Tristan Baudu (TB) : « Alors aujourd’hui, nous allons parler de la flambée des prix sur le marché de l’énergie. Plus spécialement de la flambée des prix de l’électricité. Le prix de gros de l’électricité a connu une forte augmentation ces dernières semaines, atteignant de nouveaux records, comme vous avez peut-être déjà entendu parler.
On a atteint à la fin du mois d’août 2022 la barre symbolique dès 1 000 € du MWh, allant même jusqu’à 1 130 €/MWh ce 26 août 2022. Alors pour faire simple, ça fait quand même une augmentation multipliée par dix en seulement un an.

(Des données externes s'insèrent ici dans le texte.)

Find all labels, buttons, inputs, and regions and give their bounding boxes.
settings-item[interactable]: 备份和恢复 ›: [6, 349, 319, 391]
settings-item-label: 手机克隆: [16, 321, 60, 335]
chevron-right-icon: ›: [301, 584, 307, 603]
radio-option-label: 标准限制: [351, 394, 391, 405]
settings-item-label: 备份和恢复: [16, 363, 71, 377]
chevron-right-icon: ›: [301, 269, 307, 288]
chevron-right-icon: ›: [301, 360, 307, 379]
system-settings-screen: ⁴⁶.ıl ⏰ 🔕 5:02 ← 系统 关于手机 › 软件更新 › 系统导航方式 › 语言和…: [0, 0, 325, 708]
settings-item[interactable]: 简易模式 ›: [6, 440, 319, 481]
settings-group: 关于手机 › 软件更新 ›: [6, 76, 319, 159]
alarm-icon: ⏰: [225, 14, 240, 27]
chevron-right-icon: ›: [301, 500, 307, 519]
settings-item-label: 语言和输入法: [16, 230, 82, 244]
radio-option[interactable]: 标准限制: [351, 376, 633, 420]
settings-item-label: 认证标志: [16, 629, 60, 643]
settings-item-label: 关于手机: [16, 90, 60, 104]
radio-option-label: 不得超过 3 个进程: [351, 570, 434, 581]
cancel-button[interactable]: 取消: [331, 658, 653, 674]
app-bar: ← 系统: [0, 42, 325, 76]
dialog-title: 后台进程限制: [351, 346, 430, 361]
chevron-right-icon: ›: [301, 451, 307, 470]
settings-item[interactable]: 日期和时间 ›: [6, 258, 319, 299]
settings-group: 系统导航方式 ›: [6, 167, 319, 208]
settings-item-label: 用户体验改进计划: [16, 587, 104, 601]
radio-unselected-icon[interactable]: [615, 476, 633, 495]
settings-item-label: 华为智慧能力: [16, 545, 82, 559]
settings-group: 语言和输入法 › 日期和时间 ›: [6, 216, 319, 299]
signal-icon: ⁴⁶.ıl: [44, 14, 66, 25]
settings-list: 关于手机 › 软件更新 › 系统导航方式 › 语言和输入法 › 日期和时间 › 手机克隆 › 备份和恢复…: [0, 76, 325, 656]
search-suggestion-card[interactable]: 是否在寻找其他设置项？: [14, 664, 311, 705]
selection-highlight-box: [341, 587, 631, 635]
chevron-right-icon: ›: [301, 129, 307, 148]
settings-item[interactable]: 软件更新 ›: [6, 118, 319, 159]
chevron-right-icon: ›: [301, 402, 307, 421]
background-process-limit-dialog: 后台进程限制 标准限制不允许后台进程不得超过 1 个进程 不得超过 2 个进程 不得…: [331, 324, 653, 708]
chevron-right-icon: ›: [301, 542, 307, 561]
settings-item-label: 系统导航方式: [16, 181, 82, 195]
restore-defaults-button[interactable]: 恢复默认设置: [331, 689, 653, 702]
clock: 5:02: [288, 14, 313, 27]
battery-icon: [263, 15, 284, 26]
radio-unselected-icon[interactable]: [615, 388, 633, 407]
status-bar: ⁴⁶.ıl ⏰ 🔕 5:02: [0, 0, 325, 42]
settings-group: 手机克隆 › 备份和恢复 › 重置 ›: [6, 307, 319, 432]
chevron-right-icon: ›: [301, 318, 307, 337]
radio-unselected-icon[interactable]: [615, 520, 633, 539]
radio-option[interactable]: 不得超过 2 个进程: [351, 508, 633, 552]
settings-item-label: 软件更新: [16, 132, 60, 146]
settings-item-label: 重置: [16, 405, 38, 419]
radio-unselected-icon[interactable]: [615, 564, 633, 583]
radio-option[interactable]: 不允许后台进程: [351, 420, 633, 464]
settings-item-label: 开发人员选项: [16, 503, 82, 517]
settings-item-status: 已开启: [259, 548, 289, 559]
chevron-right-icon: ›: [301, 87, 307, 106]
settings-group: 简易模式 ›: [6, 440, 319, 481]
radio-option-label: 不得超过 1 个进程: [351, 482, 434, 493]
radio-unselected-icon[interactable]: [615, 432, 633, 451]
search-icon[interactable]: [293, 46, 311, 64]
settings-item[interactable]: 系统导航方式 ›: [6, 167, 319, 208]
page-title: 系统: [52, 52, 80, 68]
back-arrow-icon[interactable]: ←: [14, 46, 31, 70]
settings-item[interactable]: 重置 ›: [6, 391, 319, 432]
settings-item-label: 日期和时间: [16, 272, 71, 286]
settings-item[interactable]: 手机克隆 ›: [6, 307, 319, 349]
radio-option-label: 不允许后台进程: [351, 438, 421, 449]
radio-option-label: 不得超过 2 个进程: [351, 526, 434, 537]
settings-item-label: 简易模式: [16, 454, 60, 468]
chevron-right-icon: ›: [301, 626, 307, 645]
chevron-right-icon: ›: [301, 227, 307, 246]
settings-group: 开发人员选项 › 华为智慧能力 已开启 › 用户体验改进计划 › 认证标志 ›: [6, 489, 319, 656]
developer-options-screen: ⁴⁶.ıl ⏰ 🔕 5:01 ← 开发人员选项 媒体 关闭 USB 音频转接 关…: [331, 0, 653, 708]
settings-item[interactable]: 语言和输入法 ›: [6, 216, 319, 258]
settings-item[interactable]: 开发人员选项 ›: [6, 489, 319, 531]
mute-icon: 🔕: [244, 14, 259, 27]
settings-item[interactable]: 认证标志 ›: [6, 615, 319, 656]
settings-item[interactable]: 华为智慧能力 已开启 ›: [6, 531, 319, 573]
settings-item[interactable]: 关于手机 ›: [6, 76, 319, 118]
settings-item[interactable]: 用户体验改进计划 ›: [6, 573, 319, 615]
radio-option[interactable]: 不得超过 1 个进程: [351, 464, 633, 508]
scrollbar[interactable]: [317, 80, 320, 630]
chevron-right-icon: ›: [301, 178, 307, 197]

Alors comment comprendre cette augmentation des prix sur le marché de l’électricité ? C’est ce que nous allons tenter d’expliquer. »
Voici un graphique représentant l’évolution du prix de l’électricité sur l’année 2022. On y constate la hausse conséquente des prix depuis le début de l’année, jusqu’à atteindre des records au mois d’août.
Comment se forment les prix de l’électricité ?
Les prix de l’électricité sont déterminés par plusieurs facteurs : l’offre et la demande sur le marché, les coûts de production de l’électricité, les coûts de transmission et de distribution, les politiques gouvernementales et réglementations, ainsi que les fluctuations des prix réels des combustibles fossiles.
TB : « Les prix de gros sur le marché de l’électricité sont régis par les lois classiques de l’offre et de la demande. Il est important de rappeler qu’en France, le mix électrique est principalement composé de nucléaire, donc de près de 70 %. On a également 20 à 25 % d’énergie renouvelable et le reliquat, donc les 5 à 10 % restant sont finalement les centrales thermiques et notamment les centrales à gaz. »
Les prix de l’électricité sont fixés sur ceux du gaz ?
Si le prix de l’électricité a tant augmenté, cela est aussi dû à l’actualité autour du gaz et de la Russie. En effet, le prix de l’électricité est fixé sur son coût de production le plus élevé. Ce sont les centrales de production thermiques au gaz qui coûtent le plus cher d’un point de vue production. Le prix courant de l’électricité suit donc celui du gaz.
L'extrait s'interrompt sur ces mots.